Jadi Juara itu 'Abot Sanggane'

Mendapatkan anugerah penghargaan sebagai Madrasah Model Literasi Tingkat Nasional tentu sangat menggembirakan. Akan tetapi, di balik itu ada tantangan yang cukup mendebarkan. Prestasi yang telah kami raih ini memiliki konsekuensi tanggung jawab yang cukup besar. Minimal kami harus bisa mempertahankan dan idealnya tentu harus lebih baik daripada hari-hari sebelumnya.

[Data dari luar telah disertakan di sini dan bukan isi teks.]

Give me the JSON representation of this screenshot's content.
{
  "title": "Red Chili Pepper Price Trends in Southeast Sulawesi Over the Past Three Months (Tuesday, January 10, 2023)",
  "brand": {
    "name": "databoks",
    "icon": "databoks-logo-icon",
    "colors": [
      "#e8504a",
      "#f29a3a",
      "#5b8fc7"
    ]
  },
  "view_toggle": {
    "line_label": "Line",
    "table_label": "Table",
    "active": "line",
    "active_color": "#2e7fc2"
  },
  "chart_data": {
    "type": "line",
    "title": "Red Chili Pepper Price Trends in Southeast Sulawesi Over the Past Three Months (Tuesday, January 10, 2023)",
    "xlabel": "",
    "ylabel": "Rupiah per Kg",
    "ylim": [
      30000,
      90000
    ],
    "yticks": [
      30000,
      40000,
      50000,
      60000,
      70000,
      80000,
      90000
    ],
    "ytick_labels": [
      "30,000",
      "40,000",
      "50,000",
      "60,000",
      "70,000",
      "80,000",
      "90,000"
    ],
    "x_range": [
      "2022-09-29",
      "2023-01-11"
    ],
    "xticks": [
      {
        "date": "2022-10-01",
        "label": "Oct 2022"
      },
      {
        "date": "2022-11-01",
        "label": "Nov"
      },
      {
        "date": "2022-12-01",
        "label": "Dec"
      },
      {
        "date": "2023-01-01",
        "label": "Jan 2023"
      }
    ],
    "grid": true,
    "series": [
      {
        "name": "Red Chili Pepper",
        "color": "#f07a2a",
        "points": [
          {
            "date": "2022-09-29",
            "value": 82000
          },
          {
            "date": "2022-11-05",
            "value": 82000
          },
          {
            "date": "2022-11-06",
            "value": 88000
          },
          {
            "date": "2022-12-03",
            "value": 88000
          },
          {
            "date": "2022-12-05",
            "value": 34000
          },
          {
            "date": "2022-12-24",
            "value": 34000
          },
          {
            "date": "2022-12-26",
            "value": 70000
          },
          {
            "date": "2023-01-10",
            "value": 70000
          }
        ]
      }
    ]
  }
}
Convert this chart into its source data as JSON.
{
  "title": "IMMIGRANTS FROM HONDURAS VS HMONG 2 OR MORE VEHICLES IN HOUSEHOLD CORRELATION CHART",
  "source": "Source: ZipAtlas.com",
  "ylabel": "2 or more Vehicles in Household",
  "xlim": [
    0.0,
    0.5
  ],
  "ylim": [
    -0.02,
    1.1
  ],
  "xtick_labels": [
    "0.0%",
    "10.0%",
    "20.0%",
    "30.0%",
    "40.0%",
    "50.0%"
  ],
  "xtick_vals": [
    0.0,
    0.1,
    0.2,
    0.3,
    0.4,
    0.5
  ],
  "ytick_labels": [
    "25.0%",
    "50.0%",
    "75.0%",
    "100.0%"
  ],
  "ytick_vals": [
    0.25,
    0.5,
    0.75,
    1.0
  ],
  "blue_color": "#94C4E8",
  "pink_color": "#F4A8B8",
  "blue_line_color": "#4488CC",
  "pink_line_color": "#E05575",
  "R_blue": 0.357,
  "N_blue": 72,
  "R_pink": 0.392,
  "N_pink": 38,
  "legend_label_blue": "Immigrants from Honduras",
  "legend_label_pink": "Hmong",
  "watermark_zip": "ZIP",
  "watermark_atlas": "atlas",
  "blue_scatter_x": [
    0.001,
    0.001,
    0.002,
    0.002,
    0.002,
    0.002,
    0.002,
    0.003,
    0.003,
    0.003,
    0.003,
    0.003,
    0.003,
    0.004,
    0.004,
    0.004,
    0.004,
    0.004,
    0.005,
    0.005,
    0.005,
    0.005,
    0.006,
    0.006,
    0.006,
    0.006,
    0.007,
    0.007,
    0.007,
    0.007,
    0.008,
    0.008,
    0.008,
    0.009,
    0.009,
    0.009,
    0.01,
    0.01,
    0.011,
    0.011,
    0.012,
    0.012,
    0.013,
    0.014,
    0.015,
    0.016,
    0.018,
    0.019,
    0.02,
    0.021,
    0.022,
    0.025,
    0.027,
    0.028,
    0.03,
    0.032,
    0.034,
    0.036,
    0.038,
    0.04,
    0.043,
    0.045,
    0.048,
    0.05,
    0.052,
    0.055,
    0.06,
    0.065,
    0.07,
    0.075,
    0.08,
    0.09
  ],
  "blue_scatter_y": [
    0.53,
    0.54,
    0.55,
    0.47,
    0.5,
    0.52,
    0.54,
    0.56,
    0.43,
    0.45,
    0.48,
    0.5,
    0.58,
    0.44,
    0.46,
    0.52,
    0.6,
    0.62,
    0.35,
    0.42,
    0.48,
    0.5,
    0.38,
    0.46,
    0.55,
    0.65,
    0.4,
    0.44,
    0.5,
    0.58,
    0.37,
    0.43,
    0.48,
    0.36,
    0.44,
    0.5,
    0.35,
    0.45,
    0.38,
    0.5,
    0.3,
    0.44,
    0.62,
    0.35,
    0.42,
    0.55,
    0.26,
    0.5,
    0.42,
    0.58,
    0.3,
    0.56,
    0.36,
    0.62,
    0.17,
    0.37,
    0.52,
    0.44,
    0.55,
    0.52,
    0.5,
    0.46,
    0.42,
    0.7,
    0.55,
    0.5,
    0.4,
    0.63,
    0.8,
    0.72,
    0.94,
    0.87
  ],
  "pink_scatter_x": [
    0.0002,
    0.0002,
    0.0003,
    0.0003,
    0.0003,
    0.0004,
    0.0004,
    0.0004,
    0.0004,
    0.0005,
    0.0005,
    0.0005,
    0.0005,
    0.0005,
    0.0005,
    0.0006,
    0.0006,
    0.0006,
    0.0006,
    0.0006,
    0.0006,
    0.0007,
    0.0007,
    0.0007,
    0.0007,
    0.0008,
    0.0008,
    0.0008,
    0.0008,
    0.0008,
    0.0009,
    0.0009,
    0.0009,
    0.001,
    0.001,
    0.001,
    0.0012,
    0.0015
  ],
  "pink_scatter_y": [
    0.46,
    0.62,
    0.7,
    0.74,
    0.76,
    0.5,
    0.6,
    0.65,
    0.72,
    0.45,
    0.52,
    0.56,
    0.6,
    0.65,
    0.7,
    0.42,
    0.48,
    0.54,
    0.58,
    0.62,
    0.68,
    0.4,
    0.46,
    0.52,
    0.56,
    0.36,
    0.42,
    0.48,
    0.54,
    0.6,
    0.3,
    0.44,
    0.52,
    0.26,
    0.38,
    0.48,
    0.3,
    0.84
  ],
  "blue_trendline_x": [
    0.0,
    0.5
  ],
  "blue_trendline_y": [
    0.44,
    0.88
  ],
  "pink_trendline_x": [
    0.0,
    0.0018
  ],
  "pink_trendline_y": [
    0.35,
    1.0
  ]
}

Menebarkan virus-virus literasi di madrasah tak dapat dilakukan seorang sendiri. Harus ada sinergi yang kuat dan harmonis antar warga madrasah, baik itu guru, karyawan, maupun siswa. Hal yang tak kalah pentingnya adalah menyusun strategi yang cantik agar anak tidak merasa diperintah, melainkan dengan kesadaran sendiri mereka mau berjuang dengan pena. Membuat anak cinta menulis dan membaca juga membutuhkan sentuhan kasih sayang. Jika mengajari siswa hanya dengan cara “mentahan” pasti hasilnya tidak akan memuaskan.

Tutor sebaya merupakan salah satu alternatif cara yang bisa diterapkan untuk membumikan literasi di bumi madrasah. Kebetulan hari ini saya ada jadwal mengajar di kelas 7H, kelasnya sang juara. Saya kolaborasikan kelas ini dengan kelas yang hanya memiliki satu penulis. Mereka berbaur dan ngopi (ngobrol pintar) membahas naskah lomba bulan ini. Semoga cara ini bermanfaat untuk lebih membahanakan gaung literasi khususnya di Bumi Martsanda tercinta. Madrasah hebat, madrasah bermartabat. MTs Negeri 2 Jember is the best.